Anyone who plays an autoharp — or who simply enjoys mellow, imaginative acoustic music — will want both of Bowers’s albums. His first collection is titled The View From Home and focuses mostly on fine old traditional tunes. Home, Home on the Road, his most recent work, contains — typically for Bowers — sensitive numbers (listen to “This Age That We Live In” and “Berkeley Woman”) plus some rather rambunctious humor, such as “The Scotsman” (in which the longstanding question, “What do they wear under their kilts?” is unabashedly answered).
Both titles can be purchased — for $8.98 each — from Flying Fish.
GINNY REILLY AND DAVID MALONEY
Over the years the “pop” industry has produced a number of individuals and groups that have adapted folk material to their own styles . . . and thus brought the music to a wider audience. The “folk revival” of the 60’s, in fact, was largely the result of such acts (Peter, Paul, and Mary — for example — helped popularize the work of Pete Seeger and the previously unknown Bob Dylan).
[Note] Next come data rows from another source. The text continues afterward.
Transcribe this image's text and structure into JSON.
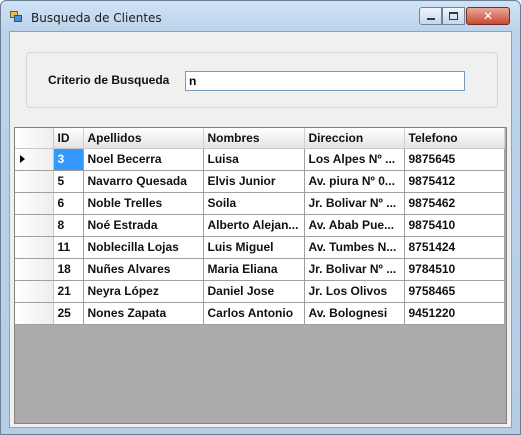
{
  "window": {
    "title": "Busqueda de Clientes",
    "icon": "form-app-icon"
  },
  "search": {
    "label": "Criterio de Busqueda",
    "value": "n"
  },
  "grid": {
    "columns": [
      "ID",
      "Apellidos",
      "Nombres",
      "Direccion",
      "Telefono"
    ],
    "current_row_index": 0,
    "selected_cell": {
      "row": 0,
      "column": "ID"
    },
    "rows": [
      {
        "id": "3",
        "apellidos": "Noel Becerra",
        "nombres": "Luisa",
        "direccion": "Los Alpes Nº ...",
        "telefono": "9875645"
      },
      {
        "id": "5",
        "apellidos": "Navarro Quesada",
        "nombres": "Elvis Junior",
        "direccion": "Av. piura Nº 0...",
        "telefono": "9875412"
      },
      {
        "id": "6",
        "apellidos": "Noble Trelles",
        "nombres": "Soila",
        "direccion": "Jr. Bolivar Nº ...",
        "telefono": "9875462"
      },
      {
        "id": "8",
        "apellidos": "Noé Estrada",
        "nombres": "Alberto Alejan...",
        "direccion": "Av. Abab Pue...",
        "telefono": "9875410"
      },
      {
        "id": "11",
        "apellidos": "Noblecilla Lojas",
        "nombres": "Luis Miguel",
        "direccion": "Av. Tumbes N...",
        "telefono": "8751424"
      },
      {
        "id": "18",
        "apellidos": "Nuñes Alvares",
        "nombres": "Maria Eliana",
        "direccion": "Jr. Bolivar Nº ...",
        "telefono": "9784510"
      },
      {
        "id": "21",
        "apellidos": "Neyra López",
        "nombres": "Daniel Jose",
        "direccion": "Jr. Los Olivos",
        "telefono": "9758465"
      },
      {
        "id": "25",
        "apellidos": "Nones Zapata",
        "nombres": "Carlos Antonio",
        "direccion": "Av. Bolognesi",
        "telefono": "9451220"
      }
    ]
  },
  "colors": {
    "selection": "#3399ff",
    "grid_background": "#ababab",
    "form_background": "#f0f0f0",
    "close_button": "#c84a33"
  }
}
I may be biased, but I think we could all use another folk revival (the sooner the better) . . . and the folk/pop duo known as Reilly and Maloney may be just the act to start one. I have to admit that when I first went to see Ginny and David perform, I was more than a bit skeptical of what had been described to me as their “new, clean” folk music. But I came away awed by the pair’s ability to reach out and touch each member of the audience with their talents and their personalities (and that, after all, is what folk music is about).
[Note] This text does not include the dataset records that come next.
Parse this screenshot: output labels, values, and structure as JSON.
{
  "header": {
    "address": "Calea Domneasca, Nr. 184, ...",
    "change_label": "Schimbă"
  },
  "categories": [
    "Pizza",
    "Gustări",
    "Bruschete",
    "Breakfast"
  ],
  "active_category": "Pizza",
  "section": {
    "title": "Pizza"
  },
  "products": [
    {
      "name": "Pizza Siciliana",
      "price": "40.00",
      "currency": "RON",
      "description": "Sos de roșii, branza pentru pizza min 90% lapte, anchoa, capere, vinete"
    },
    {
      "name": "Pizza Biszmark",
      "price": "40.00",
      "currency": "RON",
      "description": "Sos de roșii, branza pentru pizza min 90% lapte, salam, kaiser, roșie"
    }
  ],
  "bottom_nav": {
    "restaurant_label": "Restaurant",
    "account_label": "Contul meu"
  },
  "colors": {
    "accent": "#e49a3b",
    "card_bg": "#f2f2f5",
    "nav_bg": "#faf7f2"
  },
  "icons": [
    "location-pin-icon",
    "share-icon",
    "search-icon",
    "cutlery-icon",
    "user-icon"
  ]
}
The team’s repertoire is somewhat heavy on songs about love relationships, but they also do tunes by (and perform in shows with) the likes of Tom Paxton, Jim Post, and Tom Dundee. You may wonder (as I do), upon listening to their work, why they felt a need to “clean up” the lyrics of well-known songs. Nevertheless, it’s difficult not to admire their excellent presentations. And judging by the act’s rapidly growing following, I’d say a lot of people are impressed.
Reilly and Maloney have four albums available at the moment ( At Last, Alive, Good Company, and Everyday ), and David has a solo recording entitled The Harvest Is In. All of them may be ordered — for $7.50 apiece, postpaid — from Freckle Records, Dept. TMEN, Seattle, Washington.